Ein gesunder Menschenverstand hatte noch niemandem geschadet, nicht einmal einem Kammerdiener. Er hatte schon alles vorbereitet: In der Kemenate hockte ein verängstigtes Kitz in einem Holzkäfig.

Lange betrachtete der Graf den zitternden Leib des Rehs. Das feine Fell glänzte, als hätte man es mit besten Seidentüchern geglättet.

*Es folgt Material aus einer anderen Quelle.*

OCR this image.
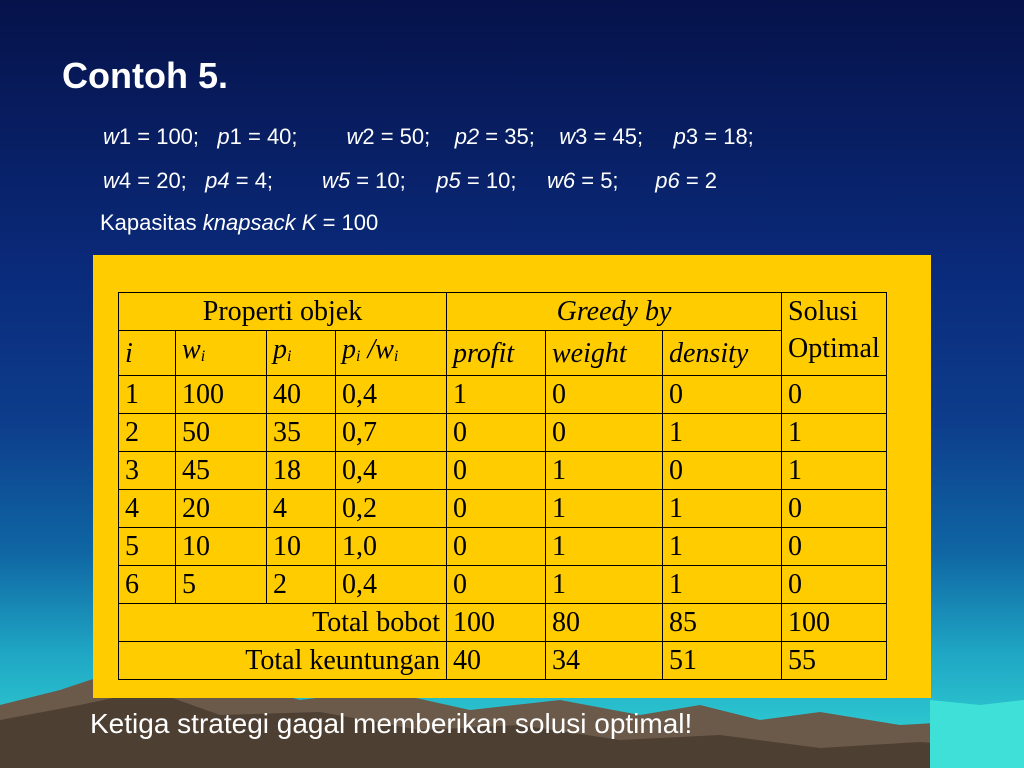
Contoh 5.
w1 = 100; p1 = 40; w2 = 50; p2 = 35; w3 = 45; p3 = 18;
w4 = 20; p4 = 4; w5 = 10; p5 = 10; w6 = 5; p6 = 2
Kapasitas knapsack K = 100
Properti objek				Greedy by			Solusi
Optimal
i	$w_i$	$p_i$	$p_i$ $/w_i$	profit	weight	density	
1	100	40	0,4	1	0	0	0
2	50	35	0,7	0	0	1	1
3	45	18	0,4	0	1	0	1
4	20	4	0,2	0	1	1	0
5	10	10	1,0	0	1	1	0
6	5	2	0,4	0	1	1	0
Total bobot				100	80	85	100
Total keuntungan				40	34	51	55
Ketiga strategi gagal memberikan solusi optimal!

Dieser Fang durfte nicht mit herkömmlichen Experimenten verschwendet werden.

Er fügte eine neue Überschrift in sein Notizbuch ein: Kapitel 2 – Beschwörungen.

Das Wimmern hallte seitdem in seinem Kopf wider, ein grausames Echo der Versuche. Unter Schmerzen klagten Tiere wie Kleinkinder, das wusste er nun. Seit dieser Nacht verachtete er sein Spiegelbild. Die tiefe Scham darüber, sich über alle Gebote hinweggesetzt zu haben, umgab ihn wie ein eisiger Schleier, den er stets mit sich herumtrug.

Das Reh vergoss Tränen, als er den vorderen Beinstumpf ausbrannte, ohne jedoch die Hoffnung zu verlieren. Und als er nach Tagen erst den finalen Schnitt setzte, krochen die tiefschwarzen Augen in seine Seele und suchten nach einem Funken der Güte.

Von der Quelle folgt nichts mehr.